幼馴染の彼~あの日の約束~
 その後、食事を終え、電車に乗り同じ駅で降りた。

 歩いて5分くらいのところで。

「ここ、俺の住んでるマンション」


「ここって・・・・」

 見上げれば、そこには最近できたばかりの高級マンションがそびえ立っている。
 駅から5分の好立地条件!!とつい最近までCMしていたことを思い出す。確かに5分だ・・・。

 駅から近いとはいえ、閑静な住宅街の一角にあるし、スーパーやコンビニも併設されているから生活もしやすそう。ジムもあるっていってたような。

「随分、いい所に住んでるのね。正直驚いたわ。さすがエリート」


「まぁ、家賃は半分会社で負担してくれてるからね」

 たとえ半分会社で負担してくれたとしたって、私はとても家賃が払えないであろう。いや、家賃は払えたとしても生活できないというのが正解か。
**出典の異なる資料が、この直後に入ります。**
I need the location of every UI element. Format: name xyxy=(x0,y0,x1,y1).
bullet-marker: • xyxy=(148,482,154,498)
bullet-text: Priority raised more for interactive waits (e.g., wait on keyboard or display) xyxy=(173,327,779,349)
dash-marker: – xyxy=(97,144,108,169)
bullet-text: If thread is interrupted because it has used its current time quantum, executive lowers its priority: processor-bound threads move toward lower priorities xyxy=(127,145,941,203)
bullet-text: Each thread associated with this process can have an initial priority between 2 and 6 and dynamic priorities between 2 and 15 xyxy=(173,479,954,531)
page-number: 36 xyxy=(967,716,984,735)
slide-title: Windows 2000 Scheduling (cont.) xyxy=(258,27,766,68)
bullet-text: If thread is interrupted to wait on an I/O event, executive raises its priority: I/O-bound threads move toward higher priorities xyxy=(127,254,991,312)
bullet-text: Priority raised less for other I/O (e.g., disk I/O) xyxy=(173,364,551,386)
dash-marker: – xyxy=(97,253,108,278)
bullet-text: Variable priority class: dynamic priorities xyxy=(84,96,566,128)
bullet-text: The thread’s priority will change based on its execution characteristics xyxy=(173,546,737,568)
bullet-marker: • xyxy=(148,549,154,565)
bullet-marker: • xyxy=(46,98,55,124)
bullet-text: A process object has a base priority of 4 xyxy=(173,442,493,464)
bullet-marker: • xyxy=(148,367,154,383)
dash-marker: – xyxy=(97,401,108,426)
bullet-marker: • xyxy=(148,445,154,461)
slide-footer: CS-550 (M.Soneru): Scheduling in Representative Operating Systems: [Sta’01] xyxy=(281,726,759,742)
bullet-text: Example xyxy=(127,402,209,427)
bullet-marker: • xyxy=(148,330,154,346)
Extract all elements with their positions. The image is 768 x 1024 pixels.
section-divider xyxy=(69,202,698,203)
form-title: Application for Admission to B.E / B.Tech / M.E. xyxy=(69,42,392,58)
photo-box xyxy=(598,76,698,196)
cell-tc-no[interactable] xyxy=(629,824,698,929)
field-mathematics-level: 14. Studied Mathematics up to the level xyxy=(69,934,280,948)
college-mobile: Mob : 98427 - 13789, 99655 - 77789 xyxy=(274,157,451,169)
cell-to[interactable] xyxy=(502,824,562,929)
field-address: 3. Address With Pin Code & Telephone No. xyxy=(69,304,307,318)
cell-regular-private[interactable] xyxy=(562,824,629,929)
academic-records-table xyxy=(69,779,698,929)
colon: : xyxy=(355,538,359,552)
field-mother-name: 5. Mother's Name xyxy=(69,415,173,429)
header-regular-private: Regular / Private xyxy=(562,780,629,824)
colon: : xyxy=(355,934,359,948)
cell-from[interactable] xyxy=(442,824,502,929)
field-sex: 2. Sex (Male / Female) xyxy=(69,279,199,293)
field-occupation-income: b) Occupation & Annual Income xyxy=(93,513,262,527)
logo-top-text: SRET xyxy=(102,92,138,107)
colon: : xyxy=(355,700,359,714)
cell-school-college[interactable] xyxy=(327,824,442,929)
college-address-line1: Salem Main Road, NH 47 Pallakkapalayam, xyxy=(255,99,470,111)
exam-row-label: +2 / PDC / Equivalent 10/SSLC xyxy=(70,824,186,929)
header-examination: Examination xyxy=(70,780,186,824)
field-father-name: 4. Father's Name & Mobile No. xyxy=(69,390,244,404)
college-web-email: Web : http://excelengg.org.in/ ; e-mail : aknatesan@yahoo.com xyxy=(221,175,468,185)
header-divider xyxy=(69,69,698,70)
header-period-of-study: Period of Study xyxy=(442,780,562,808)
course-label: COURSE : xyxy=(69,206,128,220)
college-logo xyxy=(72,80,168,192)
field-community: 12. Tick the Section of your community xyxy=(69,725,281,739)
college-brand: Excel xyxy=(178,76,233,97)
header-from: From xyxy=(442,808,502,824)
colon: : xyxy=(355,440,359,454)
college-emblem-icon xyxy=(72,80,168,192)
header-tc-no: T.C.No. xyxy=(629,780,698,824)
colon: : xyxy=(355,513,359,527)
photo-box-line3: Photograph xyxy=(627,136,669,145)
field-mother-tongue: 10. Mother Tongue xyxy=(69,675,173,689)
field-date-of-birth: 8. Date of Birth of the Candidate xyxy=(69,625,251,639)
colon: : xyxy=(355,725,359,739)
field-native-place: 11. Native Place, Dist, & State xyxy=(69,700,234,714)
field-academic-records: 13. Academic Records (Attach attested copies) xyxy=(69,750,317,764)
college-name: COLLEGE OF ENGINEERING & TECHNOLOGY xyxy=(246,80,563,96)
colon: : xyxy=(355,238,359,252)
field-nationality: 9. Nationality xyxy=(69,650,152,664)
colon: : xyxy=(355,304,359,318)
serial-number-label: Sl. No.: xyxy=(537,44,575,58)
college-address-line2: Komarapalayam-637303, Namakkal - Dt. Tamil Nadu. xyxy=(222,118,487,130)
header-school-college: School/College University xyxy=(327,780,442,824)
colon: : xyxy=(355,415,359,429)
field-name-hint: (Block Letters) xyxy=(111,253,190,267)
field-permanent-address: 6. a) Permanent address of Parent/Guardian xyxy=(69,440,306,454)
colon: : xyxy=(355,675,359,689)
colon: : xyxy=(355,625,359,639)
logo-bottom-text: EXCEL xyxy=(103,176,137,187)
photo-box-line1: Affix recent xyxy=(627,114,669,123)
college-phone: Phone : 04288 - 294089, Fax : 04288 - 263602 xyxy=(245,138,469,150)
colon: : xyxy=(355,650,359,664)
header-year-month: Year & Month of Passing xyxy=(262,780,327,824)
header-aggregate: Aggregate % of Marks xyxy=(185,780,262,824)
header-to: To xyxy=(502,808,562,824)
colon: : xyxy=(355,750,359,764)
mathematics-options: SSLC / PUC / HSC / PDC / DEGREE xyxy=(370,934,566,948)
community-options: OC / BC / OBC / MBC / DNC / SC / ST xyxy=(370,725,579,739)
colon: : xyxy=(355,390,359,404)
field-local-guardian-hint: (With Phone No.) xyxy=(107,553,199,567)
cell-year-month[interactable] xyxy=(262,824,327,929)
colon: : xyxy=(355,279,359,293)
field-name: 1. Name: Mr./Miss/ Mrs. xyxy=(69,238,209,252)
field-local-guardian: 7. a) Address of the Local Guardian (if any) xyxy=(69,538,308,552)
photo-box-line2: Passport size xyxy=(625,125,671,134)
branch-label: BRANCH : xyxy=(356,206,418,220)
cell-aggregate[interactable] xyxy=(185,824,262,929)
 部屋から見る夜景は中々のもだと説明する智弥に、「そうですよね、こんな立派なマンションから見える夜景はさぞかし絶景でしょうね」と心の中で突っ込みを入れてしまった。

「・・・寄ってく?」

「え!?」

 ん、と親指を1本挙げてマンションを指しながら問いかけてくる。
 思わず、首と両手を横に振りながら

「今日は遠慮しとくよ!明日も仕事だし!」

 ちょっと慌てて答えてしまったせいか、いつもより大きな声で断ると、智弥も納得したようで

「だよな」

 一言だけ返してきた。でも、その表情は少し残念そうに見えたのは私の気のせいか・・・

「じゃあ、おやすみ」

 といって、手を軽く振って歩き始める。